I heard or read someplace that it is the height of arrogance to assume that anyone would ever actually want to read the things that we dream up and put on paper.  Whoever said that was probably right.  But the fact is, when someone does tell me he likes what I've created--whether it's an editor or a reader--that kind of validation makes me feel anything but arrogant.  It makes me feel grateful, relieved, and humbled.  And, at the risk of repeating myself, unbelievably lucky to be doing something that's this much fun.

Social insecurity

If writers are really as confident as most readers think we are, why is praise of almost any kind so good to hear?  Well, it's because we're not as confident as most readers think we are.  Almost all the writers I know, whether successful or aspiring, struggle with self-doubt.  Most of them tell me that when they finish writing a story or a novel, they wonder quite seriously whether they'll ever be able to come up with another one--or at least another one that anybody would want to read.  We've all heard the adage about only being as good as your latest effort.  Because of that, we writers like to be--and need to be--patted on the head regularly and reassured that all is well.

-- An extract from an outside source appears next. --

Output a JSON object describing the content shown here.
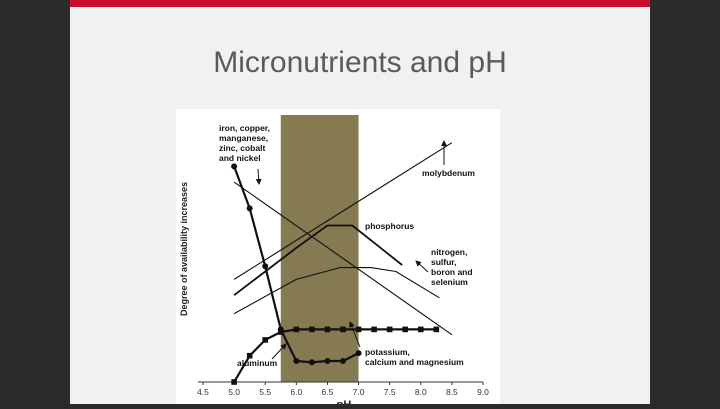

I once heard bestselling mystery author Steve Hamilton (a great guy as well as a great writer) describe the way he felt when, early in his career, he took the stage to receive a prestigious award--the Edgar, I think it was, for his novel A Cold Day in Paradise.  He said he walked up in front of the huge crowd, looked out at the vast sea of faces, and thought: What are all you people doing in my dream?

I like that.  I can relate to that.  Fiction writers not only create dreams, they sometimes walk around inside them as well.

But I do know I'm not John Grisham.




BY THE WAY . . . tomorrow is Mother's Day.  Don't forget to set your mothers back one hour.